Later that week the neighbor had came down to dads house while we were eating. Being loud, obnoxious, rude and disrespectful. I pretty much ignored him so he would leave. Spoiled my appetite. I went to bed a few hours after he had left and i heard some music playing loud outside. I went to check it out and it was him , oh by the way he was drunk the first time. He took off in his car done two donuts around dads yard and hauled ass down the road. I decided i would intervene if he came back.

A few seconds later he hauled ass back down the road, but went to his house. ,i figured this would be the end of his shenanigans. Nope... he fame running back down to dads back yard. I guess dad said something to him. I was in the house so im not sure. But i called dad about 6 times to see what was going on. He didnt answer. Eventually another neighbor brought the phone inside and told me that he was jumping in dads face about some stupid crap about how he was pissed about something.

I decided that was it. I put my pants, boots on. I walked as fast as i could out the door, with the other neighbor and his girlfriend in suit. I walked up to him, shoved him. He flew back about 15 feet. He laid there shouting what the f*Ck. I waited for about 10 seconds for him to get up. He didnt so i said screw it. I jumped ontop of him. Threw 3 hard hits to the face. He rolled me off him. I got up quicker than he did. I slammed him down on the ground. I threw 5 more punchs to his skull as hard as i could. I knocked him out then restrained him till he agreed he wouldnt do anything if i backed off.

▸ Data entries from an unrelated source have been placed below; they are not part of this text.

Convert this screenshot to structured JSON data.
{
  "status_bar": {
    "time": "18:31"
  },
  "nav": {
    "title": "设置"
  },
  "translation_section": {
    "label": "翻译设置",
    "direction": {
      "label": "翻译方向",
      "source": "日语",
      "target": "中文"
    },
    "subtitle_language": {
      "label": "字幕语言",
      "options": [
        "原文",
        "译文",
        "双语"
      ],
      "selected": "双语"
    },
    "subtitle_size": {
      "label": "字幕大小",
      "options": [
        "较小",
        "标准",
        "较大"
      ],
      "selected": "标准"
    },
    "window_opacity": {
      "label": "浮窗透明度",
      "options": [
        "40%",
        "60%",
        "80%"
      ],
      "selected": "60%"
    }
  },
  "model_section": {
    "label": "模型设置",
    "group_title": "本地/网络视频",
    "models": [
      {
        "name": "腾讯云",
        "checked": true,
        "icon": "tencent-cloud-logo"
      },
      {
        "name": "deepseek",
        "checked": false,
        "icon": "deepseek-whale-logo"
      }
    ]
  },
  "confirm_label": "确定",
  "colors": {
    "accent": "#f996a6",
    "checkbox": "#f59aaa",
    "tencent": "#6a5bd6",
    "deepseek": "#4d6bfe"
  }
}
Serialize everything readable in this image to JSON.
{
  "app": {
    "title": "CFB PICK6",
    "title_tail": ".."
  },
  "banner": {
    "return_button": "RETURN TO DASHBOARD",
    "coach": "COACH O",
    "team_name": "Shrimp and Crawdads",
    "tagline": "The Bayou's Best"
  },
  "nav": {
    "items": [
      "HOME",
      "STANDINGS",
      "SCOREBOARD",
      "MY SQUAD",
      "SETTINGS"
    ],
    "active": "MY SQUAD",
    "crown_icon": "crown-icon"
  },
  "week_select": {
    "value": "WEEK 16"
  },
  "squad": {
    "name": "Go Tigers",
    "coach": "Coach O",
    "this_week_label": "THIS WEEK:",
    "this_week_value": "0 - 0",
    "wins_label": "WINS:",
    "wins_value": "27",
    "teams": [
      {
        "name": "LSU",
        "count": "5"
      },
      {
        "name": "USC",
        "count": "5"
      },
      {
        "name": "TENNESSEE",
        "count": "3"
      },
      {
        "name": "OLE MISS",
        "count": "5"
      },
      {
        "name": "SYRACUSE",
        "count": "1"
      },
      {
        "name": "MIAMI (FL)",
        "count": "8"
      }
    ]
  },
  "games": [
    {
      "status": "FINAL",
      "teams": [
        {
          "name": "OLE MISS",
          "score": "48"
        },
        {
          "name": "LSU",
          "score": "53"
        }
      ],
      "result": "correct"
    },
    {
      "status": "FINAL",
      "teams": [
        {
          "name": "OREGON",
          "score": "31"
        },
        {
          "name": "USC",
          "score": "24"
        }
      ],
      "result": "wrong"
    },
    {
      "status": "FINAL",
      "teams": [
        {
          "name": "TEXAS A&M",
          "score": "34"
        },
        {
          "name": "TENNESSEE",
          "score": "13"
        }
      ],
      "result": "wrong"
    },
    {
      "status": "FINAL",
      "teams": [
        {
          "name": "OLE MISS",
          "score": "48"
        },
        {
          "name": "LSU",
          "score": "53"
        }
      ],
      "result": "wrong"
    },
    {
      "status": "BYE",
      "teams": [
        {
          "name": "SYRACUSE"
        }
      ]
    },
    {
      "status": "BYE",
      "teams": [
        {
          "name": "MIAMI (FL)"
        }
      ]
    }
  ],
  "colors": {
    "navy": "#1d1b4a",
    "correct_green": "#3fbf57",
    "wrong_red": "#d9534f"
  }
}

Meanwhile the other neighbor and the rowdy neighbors friend got into it i guess. I never saw it. I got up and knew i had broke my hand. I stood around for a few minutes for the adrenaline to wear down so i could drive to the hospital. The neighbor stayed around, he hit me in the back of the head. It didnt effect the slightest, i didnt even turn around.I guess he realized he couldnt take me after that and he didnt do anything else. Nothing is more of a bitch move than hitting someone from behind. Thankfully, for him, i knew my hand was broke so i didnt fight back. But had my hand not have been broke it wouldve been a different story.

So i went to the hospital got a pill and had to wait 3 days before i could go to the orthopedic. It was broke. Went to the ortho, got an x ray. They said normally in my situation they would recommend surgery. I messed it up pretty bad. They said they could try and reduce it but no guarantee it would stay and i might still need surgery. I opted for the cheaper method, since i didnt have insurance.

I got a shot in my hand, the reduced it, put a cast on and told me to be back in 2 weeks. 5 days later i felt the bone move. But i thought it was just my imagination. I waitied the full two weeks before going back. It had moved. They said they could try again but it would probably move again. I said go ahead i cant afford surgery. The dr on duty came in and mashed around on it. He got it back in place and decided to go ahead and cast it them. Did i mention i didnt get a shot? For 20 minutes i had someone hold my hand on the broken bone to keep it from moving. That was hands down the most painful thing i have ever experienced.

In the end i was in a cast for 8 weeks. Took another 4 weeks for me to regain half my movement back. Its been 5 months now and i still cant close my hand all the way without pain. The bone moved again at some point. it healed at an angle. It looks rough on the x rays. But my fingers straight. When i close my hand it acts a little funny. But i can still use it. Unfortunately i have arthritis in borh my hands now. First thing in the morning i cant hold anything without extreme pain.
Thats just something i will have to live with.

Thats pretty much all the important stuff. Theres little things here and there id like to talk about. But my hands are killing from typing all this so ill leave it here.